A meeting yesterday between Interior Ministry officials and the acting leader of jailed government critic Sourn Serey Ratha’s Khmer Power Party ended with the party being asked to file missing annual reports to bring it in line with the Political Parties Law.
Serey Ratha was arrested on Sunday for criticising the government’s deployment of troops to the Laos border, and has since been accused of disrespecting the King and having links to the “terrorist” Khmer National Liberation Front’s plans for a government-in-exile.

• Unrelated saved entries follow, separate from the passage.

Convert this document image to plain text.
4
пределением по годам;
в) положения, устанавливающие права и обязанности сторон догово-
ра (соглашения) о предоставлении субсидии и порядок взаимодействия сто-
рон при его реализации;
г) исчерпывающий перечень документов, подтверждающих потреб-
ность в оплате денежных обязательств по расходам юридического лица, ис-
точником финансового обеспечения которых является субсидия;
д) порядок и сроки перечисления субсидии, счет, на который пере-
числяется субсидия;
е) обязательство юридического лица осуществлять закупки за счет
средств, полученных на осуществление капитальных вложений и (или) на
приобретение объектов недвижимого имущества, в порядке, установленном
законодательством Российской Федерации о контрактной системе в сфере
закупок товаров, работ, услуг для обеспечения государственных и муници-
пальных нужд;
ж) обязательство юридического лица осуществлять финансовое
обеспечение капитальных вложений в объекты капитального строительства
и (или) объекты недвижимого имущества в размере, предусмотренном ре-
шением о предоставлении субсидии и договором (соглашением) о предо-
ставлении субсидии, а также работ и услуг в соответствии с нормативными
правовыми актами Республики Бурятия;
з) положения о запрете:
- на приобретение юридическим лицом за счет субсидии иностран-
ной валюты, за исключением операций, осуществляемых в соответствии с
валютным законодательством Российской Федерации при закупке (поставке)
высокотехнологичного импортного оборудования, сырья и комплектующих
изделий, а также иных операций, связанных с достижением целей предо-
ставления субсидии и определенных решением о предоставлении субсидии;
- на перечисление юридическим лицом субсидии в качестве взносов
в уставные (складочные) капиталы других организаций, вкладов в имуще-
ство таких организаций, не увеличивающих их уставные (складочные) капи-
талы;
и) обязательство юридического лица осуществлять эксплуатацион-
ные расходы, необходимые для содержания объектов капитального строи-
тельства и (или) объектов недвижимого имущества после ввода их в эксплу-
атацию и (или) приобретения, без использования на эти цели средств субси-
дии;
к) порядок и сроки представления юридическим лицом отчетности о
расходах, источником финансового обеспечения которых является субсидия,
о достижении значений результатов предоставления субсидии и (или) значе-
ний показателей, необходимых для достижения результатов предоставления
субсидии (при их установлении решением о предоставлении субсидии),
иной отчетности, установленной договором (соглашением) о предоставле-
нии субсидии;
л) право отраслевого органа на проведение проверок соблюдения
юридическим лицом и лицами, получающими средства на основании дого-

Suong Sophorn, his deputy, replaced Serey Ratha as KPP leader – after he was charged with inciting military personnel to disobedience, demoralising the army and inciting a felony – in an attempt to avoid the party’s dissolution under recent changes to the Political Parties Law.
“It related to some points of the law that the party has not yet fulfilled,” Sophorn said of yesterday’s meeting, explaining that he had been asked why the party had not submitted annual reports to the ministry, and maintaining the reports had been prepared.
“There’s one problem – all the documents we prepared were seized by the competent forces and the courts,” he said, referring to a high-profile raid on the KPP’s offices on Tuesday.
Chhim Kan, the deputy director of the Administration Department at the Interior Ministry who met with Sophorn, said that the question of the KPP being dissolved was not discussed.
“We did not yet talk about this issue,” Kan said. “It’s important to see if he fulfils [the duty to file annual reports] in accordance with the statutes of the law or not.”